Responsive to successful authentication, the notebook tool 130 receives 750A the requested data from the data warehouse, executes 752A the code in the cell using the received data to output a result, and transmits 754A the result to the client device associated with the user. On the other hand, responsive to failed authentication, the notebook tool 130 receives 760A a rejection of the request from the data warehouse, generates 762A an error result based on the rejection of the request, and transmits 764A the error result to the client device associated with the user.

In some embodiments, the result of executing the code in the cell is cached as a part of the notebook, such that subsequent access to the notebook by the same user or a different user may be able to access the cached result without having to execute the cell again.

FIG. 7B illustrates a flowchart of a method 700B for sharing results from executing cells of a notebook using data stored at a data warehouse, in accordance with one or more embodiments. The method 700B may include more or fewer steps as depicted in FIG. 7B. In some embodiments, the method 700B may be implemented at a computing system, such as a notebook tool service provider (e.g., notebook tool 130).

The notebook tool 130 caches 710B a result that is output from executing a cell in a notebook, which uses data stored in a data warehouse, along with a first access token. The first access token is associated with a first user that was authenticated by the data warehouse, such that the first user is authorized to access the data stored in the data warehouse used to execute the cell.

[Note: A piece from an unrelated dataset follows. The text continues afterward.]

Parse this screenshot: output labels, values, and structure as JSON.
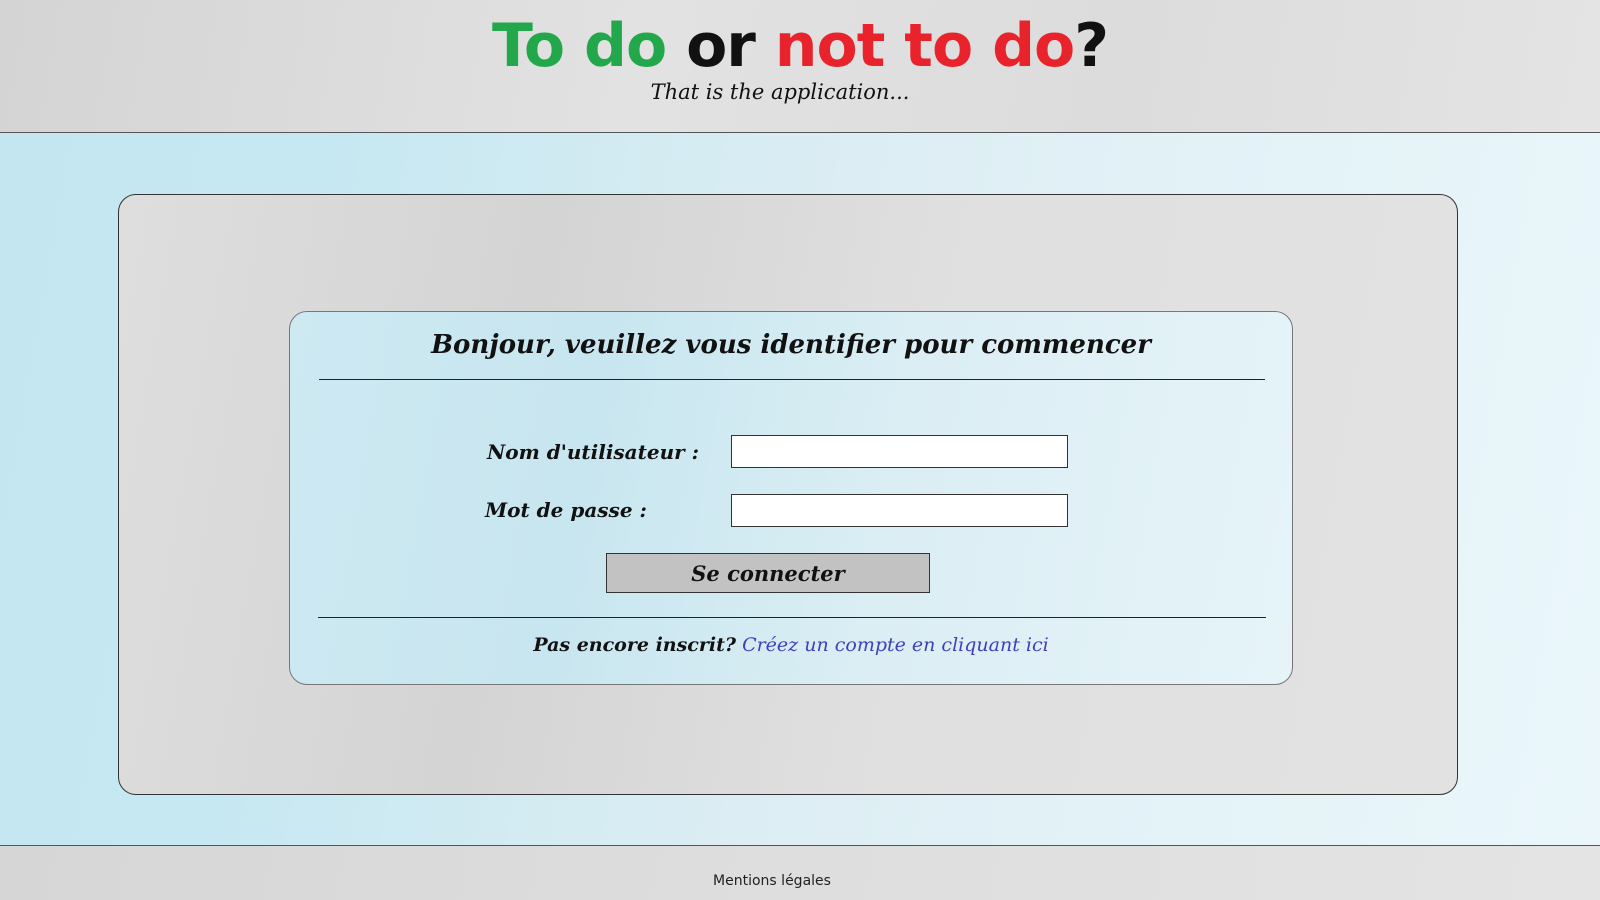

The notebook tool 130 receives 720B a request from a client device associated with a second user for accessing the notebook. The second user is associated with a second access token. In some embodiments, the second access token may be obtained from the authentication service 150 after the request is received. Alternatively, the second access token may be previously obtained and securely stored in a data store accessible by the notebook tool 130. The notebook tool 130 determines 730B whether the cached result is to be sent to the client device along with the notebook based on the second access token. In some embodiments, the notebook tool 130 determines 732B whether the second access token is same as the first access token cached with the result of the cell. Responsive to determining that the second access token is same as the first access token, the notebook tool 130 determines that the cached result is to be sent to the client device. Alternatively, or in addition, the notebook tool 130 determines whether the second access token and the first access token are associated with users having a same role in an organization. Responsive to determining that the first access token and the second access token are associated with users having a same role in an organization, the notebook tool 130 determines that the cached result is to be sent to the client device.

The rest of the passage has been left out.